AH! VOUS AVIEZ DES «KWARTJES!»[5]
[5] Kwartje : un quart de florin.
Nous étions très familiarisés avec la faim, et ma mère avait même appris à la manier de façon assez dangereuse.
Un soir, nous étions assis autour d'un bon feu de tourbes : comme nous avions demandé des secours, on nous avait donné des tourbes. De toute la journée, nous n'avions eu d'autre nourriture qu'un petit pain de dix «cents», que ma mère avait partagé en neuf tranches. Elle avait le bébé au sein, et nous causions de ce que nous aurions acheté à manger si nous avions eu un florin.

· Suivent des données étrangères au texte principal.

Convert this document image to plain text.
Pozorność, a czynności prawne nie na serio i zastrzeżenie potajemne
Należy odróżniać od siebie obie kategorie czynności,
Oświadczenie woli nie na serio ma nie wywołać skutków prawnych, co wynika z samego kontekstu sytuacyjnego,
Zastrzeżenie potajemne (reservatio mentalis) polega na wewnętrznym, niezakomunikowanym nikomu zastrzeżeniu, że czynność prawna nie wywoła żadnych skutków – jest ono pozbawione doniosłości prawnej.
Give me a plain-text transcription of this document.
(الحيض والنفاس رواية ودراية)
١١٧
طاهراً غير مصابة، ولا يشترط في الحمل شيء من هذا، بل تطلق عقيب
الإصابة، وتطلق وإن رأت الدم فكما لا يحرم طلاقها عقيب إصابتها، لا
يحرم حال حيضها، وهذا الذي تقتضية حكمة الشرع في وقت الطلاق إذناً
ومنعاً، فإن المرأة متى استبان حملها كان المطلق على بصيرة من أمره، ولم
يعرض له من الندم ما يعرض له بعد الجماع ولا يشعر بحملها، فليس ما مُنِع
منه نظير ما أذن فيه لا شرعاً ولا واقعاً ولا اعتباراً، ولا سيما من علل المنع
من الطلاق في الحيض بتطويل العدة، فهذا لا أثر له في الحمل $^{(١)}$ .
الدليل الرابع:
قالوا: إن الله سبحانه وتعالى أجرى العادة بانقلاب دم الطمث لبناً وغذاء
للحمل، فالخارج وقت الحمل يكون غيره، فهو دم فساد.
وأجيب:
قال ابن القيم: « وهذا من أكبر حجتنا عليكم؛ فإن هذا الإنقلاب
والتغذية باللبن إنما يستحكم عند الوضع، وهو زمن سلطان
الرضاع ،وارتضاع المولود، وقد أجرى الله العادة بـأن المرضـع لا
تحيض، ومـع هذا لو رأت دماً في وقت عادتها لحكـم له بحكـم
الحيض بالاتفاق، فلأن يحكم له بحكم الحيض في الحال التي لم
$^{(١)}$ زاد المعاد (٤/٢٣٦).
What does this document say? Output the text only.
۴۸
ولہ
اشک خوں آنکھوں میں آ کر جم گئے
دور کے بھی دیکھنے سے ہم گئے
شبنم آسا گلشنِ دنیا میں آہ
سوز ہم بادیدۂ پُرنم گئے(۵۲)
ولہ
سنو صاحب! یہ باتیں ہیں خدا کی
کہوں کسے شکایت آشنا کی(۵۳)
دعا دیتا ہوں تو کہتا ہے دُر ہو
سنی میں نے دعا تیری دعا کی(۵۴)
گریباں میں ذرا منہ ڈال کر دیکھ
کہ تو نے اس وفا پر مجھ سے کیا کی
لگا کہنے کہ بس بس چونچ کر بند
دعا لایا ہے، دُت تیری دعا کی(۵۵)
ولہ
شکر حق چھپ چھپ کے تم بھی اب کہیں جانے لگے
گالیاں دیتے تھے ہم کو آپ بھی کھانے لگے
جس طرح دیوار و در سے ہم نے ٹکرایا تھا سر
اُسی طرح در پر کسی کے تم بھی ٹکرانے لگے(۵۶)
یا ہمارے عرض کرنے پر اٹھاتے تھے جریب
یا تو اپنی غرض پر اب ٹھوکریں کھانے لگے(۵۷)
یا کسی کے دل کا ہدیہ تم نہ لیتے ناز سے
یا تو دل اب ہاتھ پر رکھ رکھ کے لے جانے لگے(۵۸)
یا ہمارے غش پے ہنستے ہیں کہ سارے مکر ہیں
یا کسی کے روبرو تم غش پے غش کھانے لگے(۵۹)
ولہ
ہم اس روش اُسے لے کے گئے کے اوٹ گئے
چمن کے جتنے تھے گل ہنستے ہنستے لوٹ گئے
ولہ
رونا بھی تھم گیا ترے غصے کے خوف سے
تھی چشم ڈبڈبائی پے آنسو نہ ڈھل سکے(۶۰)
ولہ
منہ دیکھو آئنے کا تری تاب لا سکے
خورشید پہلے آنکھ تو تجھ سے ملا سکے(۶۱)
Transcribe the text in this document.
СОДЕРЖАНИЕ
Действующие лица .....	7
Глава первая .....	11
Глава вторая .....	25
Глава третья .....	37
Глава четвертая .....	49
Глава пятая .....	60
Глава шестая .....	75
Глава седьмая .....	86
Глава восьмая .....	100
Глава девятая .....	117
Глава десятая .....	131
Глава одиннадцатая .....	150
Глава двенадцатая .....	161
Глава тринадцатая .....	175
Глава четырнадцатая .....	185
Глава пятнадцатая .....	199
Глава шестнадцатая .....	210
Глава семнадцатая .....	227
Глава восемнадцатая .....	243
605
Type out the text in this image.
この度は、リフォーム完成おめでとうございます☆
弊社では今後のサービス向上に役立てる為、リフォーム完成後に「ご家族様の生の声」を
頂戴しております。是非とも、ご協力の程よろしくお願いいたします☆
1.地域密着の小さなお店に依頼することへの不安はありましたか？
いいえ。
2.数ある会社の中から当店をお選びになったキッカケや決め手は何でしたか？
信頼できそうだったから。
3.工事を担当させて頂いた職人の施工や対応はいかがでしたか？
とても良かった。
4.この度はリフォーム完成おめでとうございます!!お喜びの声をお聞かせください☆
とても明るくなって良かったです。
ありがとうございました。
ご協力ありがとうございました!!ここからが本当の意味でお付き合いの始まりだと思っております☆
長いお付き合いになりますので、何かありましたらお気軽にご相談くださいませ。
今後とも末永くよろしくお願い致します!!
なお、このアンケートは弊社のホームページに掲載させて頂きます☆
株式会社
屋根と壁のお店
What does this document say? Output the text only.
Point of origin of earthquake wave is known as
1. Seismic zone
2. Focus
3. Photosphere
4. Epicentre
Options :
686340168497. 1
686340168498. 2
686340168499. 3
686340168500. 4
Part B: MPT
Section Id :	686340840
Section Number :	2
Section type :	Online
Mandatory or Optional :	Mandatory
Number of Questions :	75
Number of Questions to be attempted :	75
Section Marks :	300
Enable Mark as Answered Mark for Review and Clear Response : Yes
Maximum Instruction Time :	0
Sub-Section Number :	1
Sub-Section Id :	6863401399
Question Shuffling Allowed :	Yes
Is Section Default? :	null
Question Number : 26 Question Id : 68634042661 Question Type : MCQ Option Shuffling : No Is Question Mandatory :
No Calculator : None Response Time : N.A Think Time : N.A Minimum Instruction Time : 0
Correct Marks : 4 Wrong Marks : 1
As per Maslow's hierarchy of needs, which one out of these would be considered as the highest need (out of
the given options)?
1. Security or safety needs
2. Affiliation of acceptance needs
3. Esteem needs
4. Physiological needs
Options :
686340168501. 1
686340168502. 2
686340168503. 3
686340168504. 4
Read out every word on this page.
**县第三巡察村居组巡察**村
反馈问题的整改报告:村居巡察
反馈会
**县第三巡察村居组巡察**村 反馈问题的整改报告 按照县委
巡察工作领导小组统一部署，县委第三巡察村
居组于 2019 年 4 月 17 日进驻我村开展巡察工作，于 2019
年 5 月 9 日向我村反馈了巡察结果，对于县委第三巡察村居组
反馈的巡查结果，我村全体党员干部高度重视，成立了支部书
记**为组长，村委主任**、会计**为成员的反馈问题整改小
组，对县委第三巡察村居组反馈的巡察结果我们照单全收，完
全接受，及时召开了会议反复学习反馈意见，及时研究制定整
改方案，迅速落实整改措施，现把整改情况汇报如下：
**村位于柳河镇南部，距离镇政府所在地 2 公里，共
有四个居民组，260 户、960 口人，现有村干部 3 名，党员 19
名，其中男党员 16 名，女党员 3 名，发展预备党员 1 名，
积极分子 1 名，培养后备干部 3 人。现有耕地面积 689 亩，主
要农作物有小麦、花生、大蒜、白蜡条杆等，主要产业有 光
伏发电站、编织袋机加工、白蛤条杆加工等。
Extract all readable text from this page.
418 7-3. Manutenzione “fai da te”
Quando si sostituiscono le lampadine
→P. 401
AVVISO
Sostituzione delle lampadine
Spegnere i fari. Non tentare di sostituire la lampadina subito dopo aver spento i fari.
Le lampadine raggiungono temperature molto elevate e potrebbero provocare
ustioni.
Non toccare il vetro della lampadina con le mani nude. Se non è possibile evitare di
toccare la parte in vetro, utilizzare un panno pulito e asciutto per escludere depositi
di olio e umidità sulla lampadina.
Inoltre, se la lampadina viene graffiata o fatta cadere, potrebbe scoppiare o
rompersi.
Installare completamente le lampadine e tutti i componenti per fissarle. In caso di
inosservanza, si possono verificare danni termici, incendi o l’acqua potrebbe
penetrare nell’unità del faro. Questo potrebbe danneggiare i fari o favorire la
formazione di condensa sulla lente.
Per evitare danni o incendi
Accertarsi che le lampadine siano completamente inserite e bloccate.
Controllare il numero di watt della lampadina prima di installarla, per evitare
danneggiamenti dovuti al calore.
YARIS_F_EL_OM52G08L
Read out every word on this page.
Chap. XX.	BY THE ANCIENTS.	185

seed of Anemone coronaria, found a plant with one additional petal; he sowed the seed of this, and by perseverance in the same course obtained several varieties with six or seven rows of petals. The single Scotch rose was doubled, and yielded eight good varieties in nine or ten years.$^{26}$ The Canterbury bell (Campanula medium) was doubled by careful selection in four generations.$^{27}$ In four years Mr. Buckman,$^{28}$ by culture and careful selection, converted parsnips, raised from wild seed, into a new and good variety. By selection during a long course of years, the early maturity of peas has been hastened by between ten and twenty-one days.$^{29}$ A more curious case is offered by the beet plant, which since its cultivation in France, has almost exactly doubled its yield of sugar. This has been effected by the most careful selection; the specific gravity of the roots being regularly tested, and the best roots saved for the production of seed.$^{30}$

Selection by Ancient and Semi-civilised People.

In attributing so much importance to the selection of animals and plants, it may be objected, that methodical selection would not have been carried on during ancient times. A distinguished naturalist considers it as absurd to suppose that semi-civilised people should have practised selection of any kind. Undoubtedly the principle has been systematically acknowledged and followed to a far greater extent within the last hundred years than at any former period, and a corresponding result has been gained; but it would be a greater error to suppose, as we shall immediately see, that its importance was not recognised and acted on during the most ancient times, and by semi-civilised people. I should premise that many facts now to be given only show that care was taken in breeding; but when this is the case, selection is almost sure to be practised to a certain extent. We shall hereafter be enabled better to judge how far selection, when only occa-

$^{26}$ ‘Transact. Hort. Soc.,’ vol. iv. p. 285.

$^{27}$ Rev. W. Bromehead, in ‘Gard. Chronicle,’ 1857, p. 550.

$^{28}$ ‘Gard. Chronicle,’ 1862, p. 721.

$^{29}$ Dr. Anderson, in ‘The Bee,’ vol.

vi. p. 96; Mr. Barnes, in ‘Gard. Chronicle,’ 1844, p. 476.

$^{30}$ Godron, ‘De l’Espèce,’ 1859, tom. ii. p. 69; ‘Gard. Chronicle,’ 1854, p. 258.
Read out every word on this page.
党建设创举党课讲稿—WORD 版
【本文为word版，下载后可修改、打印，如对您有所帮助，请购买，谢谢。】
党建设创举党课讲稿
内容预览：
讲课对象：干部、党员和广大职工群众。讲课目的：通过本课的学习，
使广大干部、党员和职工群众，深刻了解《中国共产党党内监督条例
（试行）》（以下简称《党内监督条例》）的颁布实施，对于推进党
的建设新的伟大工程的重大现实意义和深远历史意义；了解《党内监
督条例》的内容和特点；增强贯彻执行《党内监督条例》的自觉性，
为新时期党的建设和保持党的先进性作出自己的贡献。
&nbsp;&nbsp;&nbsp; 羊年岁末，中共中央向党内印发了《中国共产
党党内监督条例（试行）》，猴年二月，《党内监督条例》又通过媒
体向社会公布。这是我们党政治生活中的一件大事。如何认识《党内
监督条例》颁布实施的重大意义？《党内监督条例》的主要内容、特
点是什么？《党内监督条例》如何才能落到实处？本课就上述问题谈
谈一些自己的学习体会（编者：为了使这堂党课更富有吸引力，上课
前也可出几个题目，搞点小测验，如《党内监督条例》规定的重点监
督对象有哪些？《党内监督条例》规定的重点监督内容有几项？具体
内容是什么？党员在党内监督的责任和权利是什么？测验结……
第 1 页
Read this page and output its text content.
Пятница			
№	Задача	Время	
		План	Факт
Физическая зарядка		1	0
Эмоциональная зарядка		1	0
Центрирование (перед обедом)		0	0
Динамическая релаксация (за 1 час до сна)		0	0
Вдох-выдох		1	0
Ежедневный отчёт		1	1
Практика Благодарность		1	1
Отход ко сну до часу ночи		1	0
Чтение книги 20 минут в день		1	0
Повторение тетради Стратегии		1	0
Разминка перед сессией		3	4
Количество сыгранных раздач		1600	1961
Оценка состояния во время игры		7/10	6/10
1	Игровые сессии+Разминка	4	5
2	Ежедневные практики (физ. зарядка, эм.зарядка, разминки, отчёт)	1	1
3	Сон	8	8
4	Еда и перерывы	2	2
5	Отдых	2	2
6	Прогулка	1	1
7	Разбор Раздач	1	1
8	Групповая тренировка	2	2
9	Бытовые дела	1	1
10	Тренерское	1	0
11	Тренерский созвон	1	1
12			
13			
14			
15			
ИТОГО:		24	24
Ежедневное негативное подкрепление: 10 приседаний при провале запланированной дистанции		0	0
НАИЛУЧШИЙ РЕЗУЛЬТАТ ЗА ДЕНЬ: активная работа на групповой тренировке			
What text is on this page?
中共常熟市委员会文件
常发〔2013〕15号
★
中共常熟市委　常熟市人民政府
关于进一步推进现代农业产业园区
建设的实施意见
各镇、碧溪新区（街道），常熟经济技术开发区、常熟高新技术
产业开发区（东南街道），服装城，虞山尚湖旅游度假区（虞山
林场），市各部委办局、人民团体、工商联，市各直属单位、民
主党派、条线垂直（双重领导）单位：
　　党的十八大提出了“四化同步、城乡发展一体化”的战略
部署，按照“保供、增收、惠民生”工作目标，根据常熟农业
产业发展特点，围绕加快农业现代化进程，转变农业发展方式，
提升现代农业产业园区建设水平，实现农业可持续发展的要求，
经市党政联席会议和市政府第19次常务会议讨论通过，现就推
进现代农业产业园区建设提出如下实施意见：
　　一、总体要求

On frappe à la porte ; je cours ouvrir ; un Monsieur s'arrête à l'entrée.
— Restez donc, petite femme, dit-il gentiment à ma mère ; vous êtes assise avec tous vos enfants autour du feu? Voici…
Il me remet une pièce d'un florin et part. Je voulais tout de suite chercher ce dont nous avions parlé : du pain, du café, et des harengs saurs, quand ma mère me dit :
— Donne le florin.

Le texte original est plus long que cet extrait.